然したる問題でなし、わざわざ確認を取るまでもないのだけど。

何か自分の与り知らぬ出来事が起きている予感がして、アンリは落ち着かなかった。



「では、すぐお持ちしますので」


「なにか手伝うことは?」


「お気持ちだけ。手は足りていますから。

───朔。お二人をリビングに通して頂けますか?」


「あ、はい……」



ウルガノは去り際に会釈をしてから、ダイニングの方へ戻っていった。

指示を残された朔は、アンリ達に怖ず怖ずと視線を合わせた。



「えっと……。こっち、です」



不規則な足運びから、朔の緊張が伝わってくる。

アンリとシャオは朔の歩調に合わせ、彼女の後ろをゆっくり付いていった。



「ここ、好きなとこ、座ってください」



リビングには大きなセンターテーブルが二つと、それを囲うように種類の違うソファーや椅子が何脚か並べられていた。

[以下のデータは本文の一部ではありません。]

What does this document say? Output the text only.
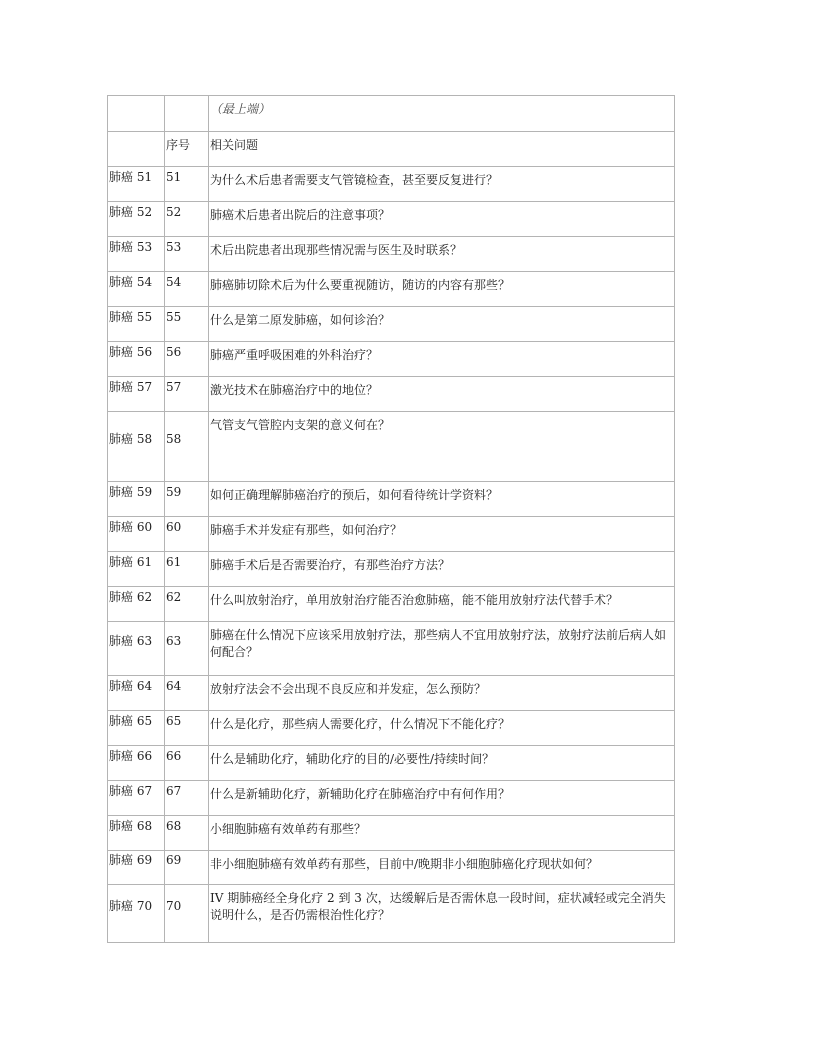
		（最上端）
	序号	相关问题
肺癌 51	51	为什么术后患者需要支气管镜检查，甚至要反复进行？
肺癌 52	52	肺癌术后患者出院后的注意事项？
肺癌 53	53	术后出院患者出现那些情况需与医生及时联系？
肺癌 54	54	肺癌肺切除术后为什么要重视随访，随访的内容有那些？
肺癌 55	55	什么是第二原发肺癌，如何诊治？
肺癌 56	56	肺癌严重呼吸困难的外科治疗？
肺癌 57	57	激光技术在肺癌治疗中的地位？
肺癌 58	58	气管支气管腔内支架的意义何在？
肺癌 59	59	如何正确理解肺癌治疗的预后，如何看待统计学资料？
肺癌 60	60	肺癌手术并发症有那些，如何治疗？
肺癌 61	61	肺癌手术后是否需要治疗，有那些治疗方法？
肺癌 62	62	什么叫放射治疗，单用放射治疗能否治愈肺癌，能不能用放射疗法代替手术？
肺癌 63	63	肺癌在什么情况下应该采用放射疗法，那些病人不宜用放射疗法，放射疗法前后病人如何配合？
肺癌 64	64	放射疗法会不会出现不良反应和并发症，怎么预防？
肺癌 65	65	什么是化疗，那些病人需要化疗，什么情况下不能化疗？
肺癌 66	66	什么是辅助化疗，辅助化疗的目的/必要性/持续时间？
肺癌 67	67	什么是新辅助化疗，新辅助化疗在肺癌治疗中有何作用？
肺癌 68	68	小细胞肺癌有效单药有那些？
肺癌 69	69	非小细胞肺癌有效单药有那些，目前中/晚期非小细胞肺癌化疗现状如何？
肺癌 70	70	IV 期肺癌经全身化疗 2 到 3 次，达缓解后是否需休息一段时间，症状减轻或完全消失说明什么，是否仍需根治性化疗？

大人数が集まることを想定して、ロビーに置いてあった椅子もこちらに持ってきたようだ。



「(まるで最後の晩餐だな)」



間に合わせのリビングの風景を見て、アンリは具体的な既視感を覚えた。



「これじゃあまるでダヴィンチの何とかだね。アハハ縁起でもない」



直後にシャオが全く同じ感想を述べたので、アンリは小さく笑ってしまった。



「あ、コート入れるやつ、持ってきます」



アンリ達を席に通した朔は、他の仕事に取り掛かるべくバスルームへ走った。

すると朔と入れ違いで、ウルガノが料理の器を手にリビングへやって来た。

彼女の後ろにも器を持った人物が続いており、その人物こそ先に話題に上がったシェフであった。



「君は────」



アンリのコートを脱ぐ手が止まる。

件のシェフはラザニアの大皿を手にしたまま、アンリ達に一礼した。



「ご無沙汰しております。

この度は事前に連絡を差し上げられず、申し訳ございません」



丁寧な口調で断った彼は、チェスラフ・マジーク。

今夜の食事の殆どを用意した臨時シェフであり、普段はシャノンの専属執事として仕えている青年。

通称、ヘイリー・マグワイアである。